All iPhones have a specification for the battery. As an example, for the iPhone 14 Pro that is 3200 milliampere-hours (MaH). So the battery monitor is calibrated for 100% at that value. But there are variations in manufacturing, so some batteries will have less capacity, and some will have more. Suppose your battery had, say, 3520 MaH capacity (10% over standard). That would still show as 100% (even though it was actually 110%), but as it aged the health would stay at 100% until it fell below 3200 MaH. This would appear to you as if your battery had fabulous life, until suddenly it didn’t.
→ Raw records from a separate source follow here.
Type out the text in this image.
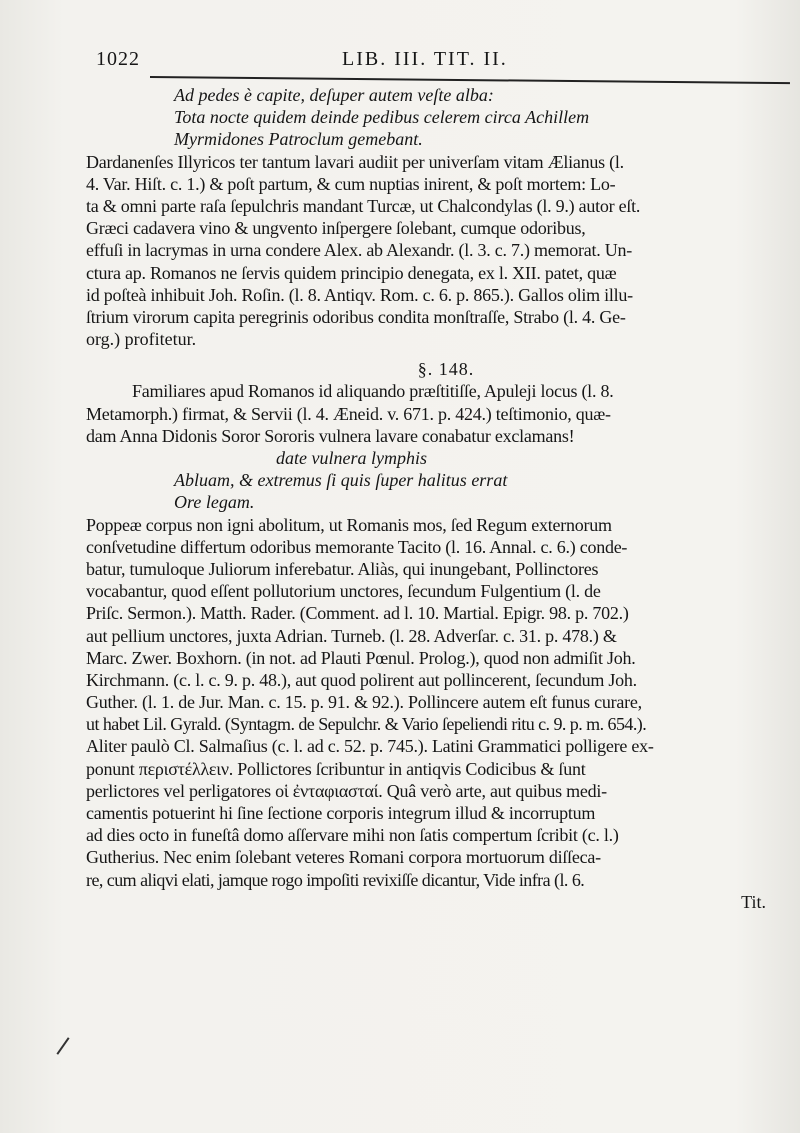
1022	LIB. III. TIT. II.
Ad pedes è capite, deſuper autem veſte alba:
Tota nocte quidem deinde pedibus celerem circa Achillem
Myrmidones Patroclum gemebant.
Dardanenſes Illyricos ter tantum lavari audiit per univerſam vitam Ælianus (l.
4. Var. Hiſt. c. 1.) & poſt partum, & cum nuptias inirent, & poſt mortem: Lo-
ta & omni parte raſa ſepulchris mandant Turcæ, ut Chalcondylas (l. 9.) autor eſt.
Græci cadavera vino & ungvento inſpergere ſolebant, cumque odoribus,
effuſi in lacrymas in urna condere Alex. ab Alexandr. (l. 3. c. 7.) memorat. Un-
ctura ap. Romanos ne ſervis quidem principio denegata, ex l. XII. patet, quæ
id poſteà inhibuit Joh. Roſin. (l. 8. Antiqv. Rom. c. 6. p. 865.). Gallos olim illu-
ſtrium virorum capita peregrinis odoribus condita monſtraſſe, Strabo (l. 4. Ge-
org.) profitetur.
§. 148.
Familiares apud Romanos id aliquando præſtitiſſe, Apuleji locus (l. 8.
Metamorph.) firmat, & Servii (l. 4. Æneid. v. 671. p. 424.) teſtimonio, quæ-
dam Anna Didonis Soror Sororis vulnera lavare conabatur exclamans!
date vulnera lymphis
Abluam, & extremus ſi quis ſuper halitus errat
Ore legam.
Poppeæ corpus non igni abolitum, ut Romanis mos, ſed Regum externorum
conſvetudine differtum odoribus memorante Tacito (l. 16. Annal. c. 6.) conde-
batur, tumuloque Juliorum inferebatur. Aliàs, qui inungebant, Pollinctores
vocabantur, quod eſſent pollutorium unctores, ſecundum Fulgentium (l. de
Priſc. Sermon.). Matth. Rader. (Comment. ad l. 10. Martial. Epigr. 98. p. 702.)
aut pellium unctores, juxta Adrian. Turneb. (l. 28. Adverſar. c. 31. p. 478.) &
Marc. Zwer. Boxhorn. (in not. ad Plauti Pœnul. Prolog.), quod non admiſit Joh.
Kirchmann. (c. l. c. 9. p. 48.), aut quod polirent aut pollincerent, ſecundum Joh.
Guther. (l. 1. de Jur. Man. c. 15. p. 91. & 92.). Pollincere autem eſt funus curare,
ut habet Lil. Gyrald. (Syntagm. de Sepulchr. & Vario ſepeliendi ritu c. 9. p. m. 654.).
Aliter paulò Cl. Salmaſius (c. l. ad c. 52. p. 745.). Latini Grammatici polligere ex-
ponunt περιστέλλειν. Pollictores ſcribuntur in antiqvis Codicibus & ſunt
perlictores vel perligatores οἱ ἐνταφιασταί. Quâ verò arte, aut quibus medi-
camentis potuerint hi ſine ſectione corporis integrum illud & incorruptum
ad dies octo in funeſtâ domo aſſervare mihi non ſatis compertum ſcribit (c. l.)
Gutherius. Nec enim ſolebant veteres Romani corpora mortuorum diſſeca-
re, cum aliqvi elati, jamque rogo impoſiti revixiſſe dicantur, Vide infra (l. 6.
Tit.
Apr 16, 2023 5:51 PM in response to Berto0808

As I posted, some phones will go down faster than others. Once reason is everyone’s usage pattern and network performance is different, so you can’t compare any 2 or more phones. Using the phone requires energy, and that energy comes mostly from the battery. And the Apple spec says a battery will stay above 80% for 500 cycles; that’s a minimum. Purely by luck some batteries will do better than that, and may get 600 cycles, or even 1,000 cycles. And you have some control over how your battery capacity decreases by how you charge it. Again, as I posted, you will have better performance of you enable Optimized Charging and charge overnight, every night.